Ha una forza non inferiore alle 400 unità, divisa in compagnie, con armi leggere ma non per tutti.
In attesa dell’azione il comando del CLN le assegna il casso di Madonna Boschi perché relativamente sicuro (un’area vasta, tra il fiume Reno e le valli di Comacchio). Gli uomini vengono distribuiti nelle boarie e vi sono subito alcuni scontri con i tedeschi, non voluti ma inevitabili. Il primo quando una pattuglia (è il 2 dicembre) entra in contatto casualmente con una postazione di contraerea nemica e vi è un’intensa sparatoria dove Primo Guerra viene colpito a morte.
Il giorno seguente, numerosi tedeschi entrano nella boaria detta Pileria del riso, dove incontrano oltre 50 partigiani che prima sparano e poi si dileguano.
È il preludio all’azione militare importante.
Infatti, il tempo di organizzarsi e le forze corazzate del 70° Panzer Korps, dalla strada di Longastrino si muovono verso il Ponte di Madonna Boschi. Procedono con camion di truppe e cannoni da 88, ma due compagnie partigiane li sorprendono e iniziano a sparare da posizione favorevole, a ridosso dell’osteria Bernabé.
La battaglia è lunga e, indirettamente, coinvolge anche le famiglie che stanno sulla via per Anita, le quali si spostano all’interno del casso e cercano protezione dai partigiani.

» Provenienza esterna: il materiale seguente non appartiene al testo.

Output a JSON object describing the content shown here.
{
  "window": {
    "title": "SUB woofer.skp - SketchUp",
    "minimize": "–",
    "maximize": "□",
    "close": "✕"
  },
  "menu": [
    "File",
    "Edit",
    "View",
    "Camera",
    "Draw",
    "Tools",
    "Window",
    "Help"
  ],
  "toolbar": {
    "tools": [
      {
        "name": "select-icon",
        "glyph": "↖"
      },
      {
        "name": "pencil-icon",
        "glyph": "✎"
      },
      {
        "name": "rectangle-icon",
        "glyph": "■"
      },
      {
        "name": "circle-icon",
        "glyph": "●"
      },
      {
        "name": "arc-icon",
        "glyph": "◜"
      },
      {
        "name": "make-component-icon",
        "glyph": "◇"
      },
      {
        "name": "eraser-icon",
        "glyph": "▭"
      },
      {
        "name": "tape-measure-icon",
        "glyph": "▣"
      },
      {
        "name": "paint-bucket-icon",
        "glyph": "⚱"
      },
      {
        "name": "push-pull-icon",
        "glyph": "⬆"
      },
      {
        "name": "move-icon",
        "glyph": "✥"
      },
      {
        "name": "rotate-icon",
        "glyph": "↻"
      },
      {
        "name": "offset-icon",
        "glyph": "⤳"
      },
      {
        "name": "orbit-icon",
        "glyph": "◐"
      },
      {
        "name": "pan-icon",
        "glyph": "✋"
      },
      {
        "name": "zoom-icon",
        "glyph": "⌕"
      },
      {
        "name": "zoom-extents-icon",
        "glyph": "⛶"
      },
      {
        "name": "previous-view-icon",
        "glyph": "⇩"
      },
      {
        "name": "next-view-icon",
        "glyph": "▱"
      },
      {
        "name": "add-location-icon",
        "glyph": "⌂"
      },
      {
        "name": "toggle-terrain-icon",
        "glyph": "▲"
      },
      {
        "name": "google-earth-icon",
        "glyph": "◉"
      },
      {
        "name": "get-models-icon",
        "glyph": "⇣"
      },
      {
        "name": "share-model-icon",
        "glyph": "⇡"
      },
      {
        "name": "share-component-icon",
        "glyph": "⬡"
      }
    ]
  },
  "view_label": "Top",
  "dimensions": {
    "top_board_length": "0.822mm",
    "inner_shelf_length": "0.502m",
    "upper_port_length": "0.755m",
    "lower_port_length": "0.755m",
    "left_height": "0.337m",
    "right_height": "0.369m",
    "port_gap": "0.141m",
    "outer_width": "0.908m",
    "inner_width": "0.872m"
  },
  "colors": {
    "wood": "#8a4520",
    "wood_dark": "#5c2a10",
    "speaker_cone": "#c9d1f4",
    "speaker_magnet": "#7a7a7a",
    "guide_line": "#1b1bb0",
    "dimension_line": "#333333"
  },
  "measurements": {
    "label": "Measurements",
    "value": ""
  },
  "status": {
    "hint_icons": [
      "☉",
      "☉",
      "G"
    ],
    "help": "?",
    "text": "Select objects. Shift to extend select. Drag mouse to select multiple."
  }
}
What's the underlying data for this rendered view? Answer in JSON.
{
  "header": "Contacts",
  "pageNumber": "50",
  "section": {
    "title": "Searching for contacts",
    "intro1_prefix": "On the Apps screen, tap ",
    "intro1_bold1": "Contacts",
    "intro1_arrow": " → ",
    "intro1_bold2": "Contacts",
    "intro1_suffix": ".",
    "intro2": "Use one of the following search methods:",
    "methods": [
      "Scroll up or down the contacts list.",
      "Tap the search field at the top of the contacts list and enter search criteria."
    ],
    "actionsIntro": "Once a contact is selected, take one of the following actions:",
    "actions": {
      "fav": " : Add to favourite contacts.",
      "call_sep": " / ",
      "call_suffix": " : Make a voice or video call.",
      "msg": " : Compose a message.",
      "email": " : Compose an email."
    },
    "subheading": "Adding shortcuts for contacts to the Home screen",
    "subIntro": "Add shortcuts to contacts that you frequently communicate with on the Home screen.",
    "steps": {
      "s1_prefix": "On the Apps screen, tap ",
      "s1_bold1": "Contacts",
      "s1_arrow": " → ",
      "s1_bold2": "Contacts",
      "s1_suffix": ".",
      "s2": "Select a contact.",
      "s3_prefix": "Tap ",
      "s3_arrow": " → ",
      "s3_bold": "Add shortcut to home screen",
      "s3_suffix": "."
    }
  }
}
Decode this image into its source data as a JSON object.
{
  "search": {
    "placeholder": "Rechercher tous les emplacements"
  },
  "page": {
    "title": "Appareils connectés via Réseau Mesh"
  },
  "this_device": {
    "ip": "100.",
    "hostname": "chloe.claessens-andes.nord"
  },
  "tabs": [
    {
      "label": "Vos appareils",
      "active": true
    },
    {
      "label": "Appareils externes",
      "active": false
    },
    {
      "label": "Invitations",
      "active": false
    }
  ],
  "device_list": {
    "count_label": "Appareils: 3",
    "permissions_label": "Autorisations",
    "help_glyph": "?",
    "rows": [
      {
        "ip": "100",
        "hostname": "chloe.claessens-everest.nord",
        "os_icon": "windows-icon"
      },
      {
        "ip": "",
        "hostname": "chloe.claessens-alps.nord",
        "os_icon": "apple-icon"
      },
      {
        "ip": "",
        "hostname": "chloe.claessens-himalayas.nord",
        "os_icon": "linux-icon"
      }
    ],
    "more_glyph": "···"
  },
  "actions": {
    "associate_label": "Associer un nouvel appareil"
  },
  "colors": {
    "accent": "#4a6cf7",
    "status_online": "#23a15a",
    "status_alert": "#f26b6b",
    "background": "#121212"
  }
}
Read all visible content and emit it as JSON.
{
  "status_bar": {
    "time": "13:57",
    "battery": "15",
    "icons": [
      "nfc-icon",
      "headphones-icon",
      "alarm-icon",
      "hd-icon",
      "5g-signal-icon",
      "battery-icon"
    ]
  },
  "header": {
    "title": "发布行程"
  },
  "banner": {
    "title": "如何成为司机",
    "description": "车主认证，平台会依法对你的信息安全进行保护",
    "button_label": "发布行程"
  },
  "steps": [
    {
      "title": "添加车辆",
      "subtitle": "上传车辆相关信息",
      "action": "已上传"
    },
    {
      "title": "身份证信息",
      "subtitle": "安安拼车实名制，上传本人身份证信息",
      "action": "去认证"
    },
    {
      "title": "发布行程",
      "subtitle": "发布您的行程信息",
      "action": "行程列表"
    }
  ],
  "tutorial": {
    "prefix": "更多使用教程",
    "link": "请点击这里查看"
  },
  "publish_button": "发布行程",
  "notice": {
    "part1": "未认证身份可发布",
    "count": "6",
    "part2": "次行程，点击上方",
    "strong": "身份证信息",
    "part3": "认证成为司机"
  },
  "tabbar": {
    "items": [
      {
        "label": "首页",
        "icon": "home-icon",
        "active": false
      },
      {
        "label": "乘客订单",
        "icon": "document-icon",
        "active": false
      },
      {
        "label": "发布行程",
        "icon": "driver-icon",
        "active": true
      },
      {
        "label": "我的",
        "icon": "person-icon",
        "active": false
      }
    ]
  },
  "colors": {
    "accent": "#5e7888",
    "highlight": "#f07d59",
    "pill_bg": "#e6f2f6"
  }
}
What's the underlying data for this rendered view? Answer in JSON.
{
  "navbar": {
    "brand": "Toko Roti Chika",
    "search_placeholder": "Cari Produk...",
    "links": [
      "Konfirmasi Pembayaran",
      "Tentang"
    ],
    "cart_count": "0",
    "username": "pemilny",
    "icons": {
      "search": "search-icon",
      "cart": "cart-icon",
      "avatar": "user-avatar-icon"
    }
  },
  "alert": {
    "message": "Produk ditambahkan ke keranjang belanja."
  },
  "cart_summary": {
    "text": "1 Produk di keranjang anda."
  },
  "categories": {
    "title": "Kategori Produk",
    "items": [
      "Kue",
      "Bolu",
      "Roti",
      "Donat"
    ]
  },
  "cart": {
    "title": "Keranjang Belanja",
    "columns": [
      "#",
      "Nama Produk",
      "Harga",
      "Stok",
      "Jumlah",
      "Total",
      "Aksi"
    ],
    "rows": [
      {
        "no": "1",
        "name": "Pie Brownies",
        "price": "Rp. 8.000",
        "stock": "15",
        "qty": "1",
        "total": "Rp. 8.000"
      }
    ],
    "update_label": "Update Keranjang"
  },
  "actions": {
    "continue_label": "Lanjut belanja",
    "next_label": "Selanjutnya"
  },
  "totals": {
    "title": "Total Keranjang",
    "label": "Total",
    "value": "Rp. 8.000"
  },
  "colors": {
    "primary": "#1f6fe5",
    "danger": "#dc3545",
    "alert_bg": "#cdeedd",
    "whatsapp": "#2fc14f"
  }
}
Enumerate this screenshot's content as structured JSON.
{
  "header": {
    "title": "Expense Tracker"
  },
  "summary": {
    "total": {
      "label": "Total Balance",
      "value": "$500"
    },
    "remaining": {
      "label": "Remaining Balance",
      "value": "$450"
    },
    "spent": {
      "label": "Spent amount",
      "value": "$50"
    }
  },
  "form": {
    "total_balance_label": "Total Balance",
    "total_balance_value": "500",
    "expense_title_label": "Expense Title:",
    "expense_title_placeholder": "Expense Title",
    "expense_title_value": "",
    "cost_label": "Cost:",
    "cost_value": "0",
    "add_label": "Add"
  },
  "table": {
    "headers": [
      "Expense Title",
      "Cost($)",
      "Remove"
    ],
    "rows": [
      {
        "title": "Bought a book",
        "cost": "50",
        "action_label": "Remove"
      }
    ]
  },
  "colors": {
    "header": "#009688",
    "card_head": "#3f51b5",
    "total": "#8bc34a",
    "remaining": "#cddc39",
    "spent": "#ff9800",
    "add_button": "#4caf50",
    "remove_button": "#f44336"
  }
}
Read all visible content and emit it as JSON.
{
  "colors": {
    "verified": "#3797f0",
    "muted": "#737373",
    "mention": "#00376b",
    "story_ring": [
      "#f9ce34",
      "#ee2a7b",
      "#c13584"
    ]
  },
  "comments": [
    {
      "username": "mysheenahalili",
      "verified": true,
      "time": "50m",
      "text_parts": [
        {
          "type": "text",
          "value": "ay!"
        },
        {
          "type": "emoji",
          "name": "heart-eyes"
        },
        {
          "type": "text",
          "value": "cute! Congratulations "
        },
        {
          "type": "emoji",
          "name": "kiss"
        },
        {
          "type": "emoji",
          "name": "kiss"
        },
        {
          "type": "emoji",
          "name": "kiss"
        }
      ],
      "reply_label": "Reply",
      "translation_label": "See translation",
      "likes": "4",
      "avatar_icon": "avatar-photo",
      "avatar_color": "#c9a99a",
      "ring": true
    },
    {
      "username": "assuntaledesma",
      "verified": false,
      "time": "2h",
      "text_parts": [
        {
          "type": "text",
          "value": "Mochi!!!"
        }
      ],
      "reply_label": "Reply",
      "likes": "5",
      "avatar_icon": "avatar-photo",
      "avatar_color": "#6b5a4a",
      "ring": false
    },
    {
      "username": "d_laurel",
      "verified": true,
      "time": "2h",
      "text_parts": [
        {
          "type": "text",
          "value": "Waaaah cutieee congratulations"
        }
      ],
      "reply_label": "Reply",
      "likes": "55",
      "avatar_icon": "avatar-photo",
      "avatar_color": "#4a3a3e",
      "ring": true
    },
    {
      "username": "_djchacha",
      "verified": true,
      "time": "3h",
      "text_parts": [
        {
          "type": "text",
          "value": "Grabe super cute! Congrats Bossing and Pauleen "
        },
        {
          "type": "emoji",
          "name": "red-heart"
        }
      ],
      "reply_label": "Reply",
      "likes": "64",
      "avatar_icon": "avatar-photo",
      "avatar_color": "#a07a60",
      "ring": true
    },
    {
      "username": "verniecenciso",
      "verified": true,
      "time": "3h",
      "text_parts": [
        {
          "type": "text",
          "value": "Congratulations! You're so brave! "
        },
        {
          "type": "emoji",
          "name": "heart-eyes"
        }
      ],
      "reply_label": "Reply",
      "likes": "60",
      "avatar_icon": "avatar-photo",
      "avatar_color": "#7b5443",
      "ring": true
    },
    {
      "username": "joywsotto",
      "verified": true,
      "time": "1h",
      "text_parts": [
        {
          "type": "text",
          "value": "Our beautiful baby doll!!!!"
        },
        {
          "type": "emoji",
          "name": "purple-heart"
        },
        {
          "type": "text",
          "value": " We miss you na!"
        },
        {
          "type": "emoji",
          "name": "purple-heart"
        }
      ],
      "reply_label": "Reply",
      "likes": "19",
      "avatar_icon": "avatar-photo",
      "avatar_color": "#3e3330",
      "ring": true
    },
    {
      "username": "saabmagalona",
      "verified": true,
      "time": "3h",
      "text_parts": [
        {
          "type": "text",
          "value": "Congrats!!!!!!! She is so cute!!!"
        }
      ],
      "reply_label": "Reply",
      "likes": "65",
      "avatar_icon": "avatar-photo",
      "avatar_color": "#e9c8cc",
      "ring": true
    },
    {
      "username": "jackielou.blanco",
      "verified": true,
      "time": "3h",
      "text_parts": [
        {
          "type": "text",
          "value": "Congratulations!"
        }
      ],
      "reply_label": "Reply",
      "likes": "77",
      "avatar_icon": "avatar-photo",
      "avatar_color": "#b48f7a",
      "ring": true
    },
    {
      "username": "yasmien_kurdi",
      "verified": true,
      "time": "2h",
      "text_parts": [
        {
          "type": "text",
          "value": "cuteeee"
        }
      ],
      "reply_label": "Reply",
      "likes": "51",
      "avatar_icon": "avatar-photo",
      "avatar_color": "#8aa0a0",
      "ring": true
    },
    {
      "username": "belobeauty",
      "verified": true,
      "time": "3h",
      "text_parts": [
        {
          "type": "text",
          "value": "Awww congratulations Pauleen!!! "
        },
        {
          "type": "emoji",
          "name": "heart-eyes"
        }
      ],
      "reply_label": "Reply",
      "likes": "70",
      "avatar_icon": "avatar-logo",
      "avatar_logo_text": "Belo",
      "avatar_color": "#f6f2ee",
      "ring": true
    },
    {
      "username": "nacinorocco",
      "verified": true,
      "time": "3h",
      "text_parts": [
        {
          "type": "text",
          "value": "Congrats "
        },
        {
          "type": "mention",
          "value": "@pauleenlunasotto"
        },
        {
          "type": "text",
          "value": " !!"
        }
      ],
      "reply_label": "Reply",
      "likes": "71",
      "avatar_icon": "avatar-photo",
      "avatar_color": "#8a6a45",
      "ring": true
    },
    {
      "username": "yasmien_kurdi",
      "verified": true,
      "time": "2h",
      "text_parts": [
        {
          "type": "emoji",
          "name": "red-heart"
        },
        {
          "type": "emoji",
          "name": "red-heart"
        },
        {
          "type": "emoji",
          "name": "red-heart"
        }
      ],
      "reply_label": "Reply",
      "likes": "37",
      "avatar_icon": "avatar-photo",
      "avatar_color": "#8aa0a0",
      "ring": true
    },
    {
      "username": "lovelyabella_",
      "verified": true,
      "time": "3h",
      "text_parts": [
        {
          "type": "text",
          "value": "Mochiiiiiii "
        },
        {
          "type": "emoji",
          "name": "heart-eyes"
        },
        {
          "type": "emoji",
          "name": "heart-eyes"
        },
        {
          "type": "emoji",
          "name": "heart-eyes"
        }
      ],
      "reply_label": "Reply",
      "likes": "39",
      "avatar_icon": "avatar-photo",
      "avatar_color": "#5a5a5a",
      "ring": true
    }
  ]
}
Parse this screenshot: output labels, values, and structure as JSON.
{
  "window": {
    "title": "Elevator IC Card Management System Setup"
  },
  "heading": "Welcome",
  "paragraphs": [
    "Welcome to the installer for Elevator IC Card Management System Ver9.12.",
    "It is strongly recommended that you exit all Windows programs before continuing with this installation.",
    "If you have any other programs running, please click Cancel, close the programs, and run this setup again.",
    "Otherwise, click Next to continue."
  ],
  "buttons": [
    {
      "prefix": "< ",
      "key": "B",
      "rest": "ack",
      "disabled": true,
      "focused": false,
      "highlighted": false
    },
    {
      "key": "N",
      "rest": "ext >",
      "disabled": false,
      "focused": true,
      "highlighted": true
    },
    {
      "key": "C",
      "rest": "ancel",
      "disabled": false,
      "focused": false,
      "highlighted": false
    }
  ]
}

I tedeschi colti sulla strada con pochi ripari subiscono molte perdite.
Con l’arrivo del primo buio Wladimiro decide, dopo un contatto con Bulow, che è il momento di sganciarsi. Si forma una lunga colonna di uomini armati, ma anche di anziani, donne, bambini che percorre l’argine sinistro del fiume Reno, arriva al traghetto di Sant’Alberto, non attraversa ma prosegue e s’infila in una striscia all’interno della valle di Comacchio, conosciuta come Cà di Bosco Forte.
Segue una notte di preoccupazione e freddo e silenzio. Tutti sono ben consapevoli che, se individuati, possono essere colpiti dalle armi pesanti e non vengono accesi i fuochi.
Intanto i partigiani vengono informati della già avvenuta liberazione di Ravenna.
Al mattino seguente i tedeschi non ci sono, dopo lo scontro si sono ritirati paventando ingenti forze partigiane.
È un sollievo.
Le famiglie, dopo la mala notte (lì, con l’alta marea, l’acqua sale fino ai ginocchi), vengono sistemate presso case della zona. La solidarietà è fortissima e quando i partigiani entrano a Sant’Alberto la popolazione li accoglie con entusiasmo.
Ancora una volta i santalbertesi, per storia antifascista e conoscenza del terreno vallivo e quindi dei rifugi, risultano fondamentali alla buona riuscita della lotta di liberazione (questo paese sin dai primi momenti dà uomini e alimenta quanti stanno in clandestinità, dà anche staffette coraggiose ed efficienti).
Wladimiro deve costatare però che gli Alleati non si mostrano; gli inglesi, che secondo i piani stabiliti con Bulow avrebbero dovuto avanzare fino a Ponte Bastia, si sono invece fermati. Preoccupato, pone i suoi su posizioni difensive sulle strade in direzione Longastrino, Mandriole, Savarna.
Non sbaglia.
Infatti, i tedeschi, consapevoli che i partigiani sono rimasti soli, ritornano a Sant’Alberto con i carri armati Tigre e parte lo scontro che va sotto il nome di Battaglia delle Valli.